Then we entered the stadium proper, and the amazement in his eyes made me consider just how much larger this place was than any other he’d seen. Seats swept in both directions so far they grayed with haze. In the tens of thousands, people shifted, churned, the moving sea of a landscape.
“All my life you knew this was happening,” his expression accused, his gaze struggling to take it all in, “and you never showed me?”
Two years one month old had seemed a strapping age for our son’s first baseball game — to us. To him it felt like betrayal. This is the boy who chokes on the bacon he shovels too quickly into his mouth. How dare we hold anything back?
I wonder what other experiences we’ve sheltered him from inadvertently. We try: no TV, regular excursions, playdates with other kids. But what have we missed that we don’t even realize? Parents almost need a checklist of experiences their children should be exposed to within the first two or three years.
Certainly, as a first-time parent of a boy only two years old, I’m no authority.
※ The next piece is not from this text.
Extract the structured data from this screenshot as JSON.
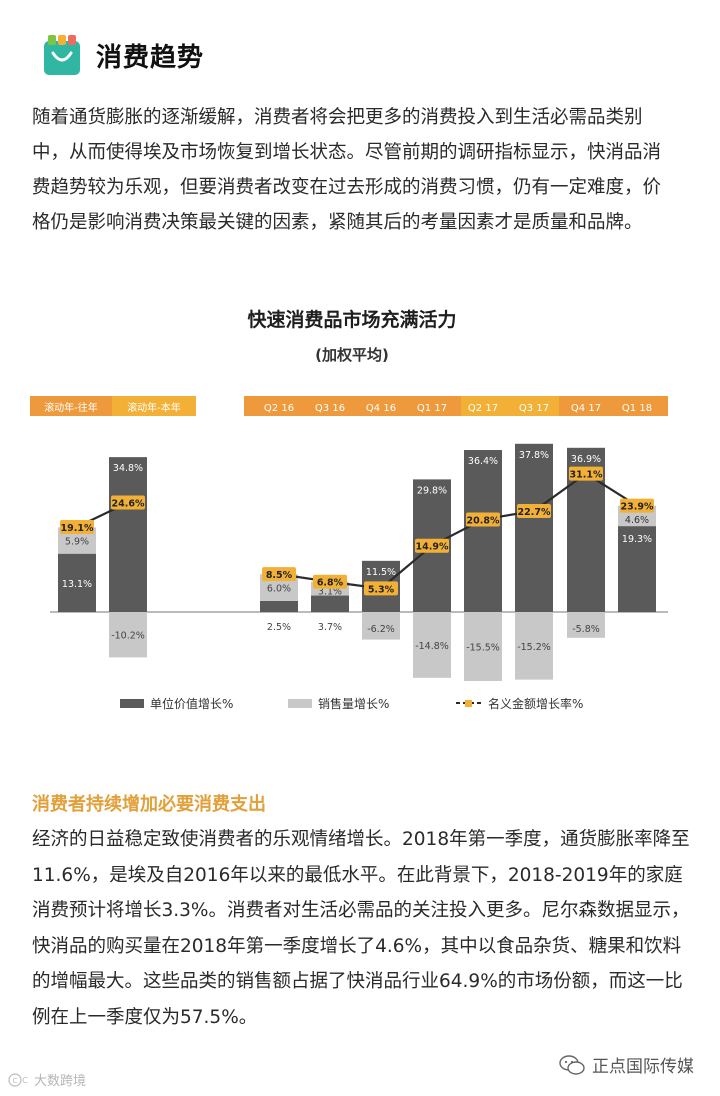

But below is a first stab at creating an experience checklist.
An Experience Checklist
Within realistic constraints of time, cost, geography and opportunity, parents should expose their children to all of the following:
People
extended family
other children
other parents
babysitters
Academics
books
music, instruments
coloring, painting
puzzles
internet
Institutions
Daddy’s work
Mommy’s work
church
library
airport
mall
stuffmart
flea market
farm
museum, aquarium, science center
restaurant
bank
military (air show, naval ships)
school
sports stadium
movie theater/IMAX
community fair
post office
Activities
pool, water park
concert
fireworks
parade
housework
flying
roadtrip
Nature
beach, ocean
mountain
desert
forest
cave
river
Culture
another national region
another language
another country (extra credit!)
* * * * *
We’ve given our son some of these experiences so far, but not all. If you can suggest additions, please leave a comment so I can include them above.
Of course life’s not a list of “been there, done thats” to be checked off. But for the few years our son will be with us, we are his custodians, custodians of his opportunities. Cruise directors, really. The question is what kind of cruise we’re conducting, what kind of world we’re showing him.
It’s impossible to expose him to everything. I’d just hate, through negligence or laziness, to hold anything back.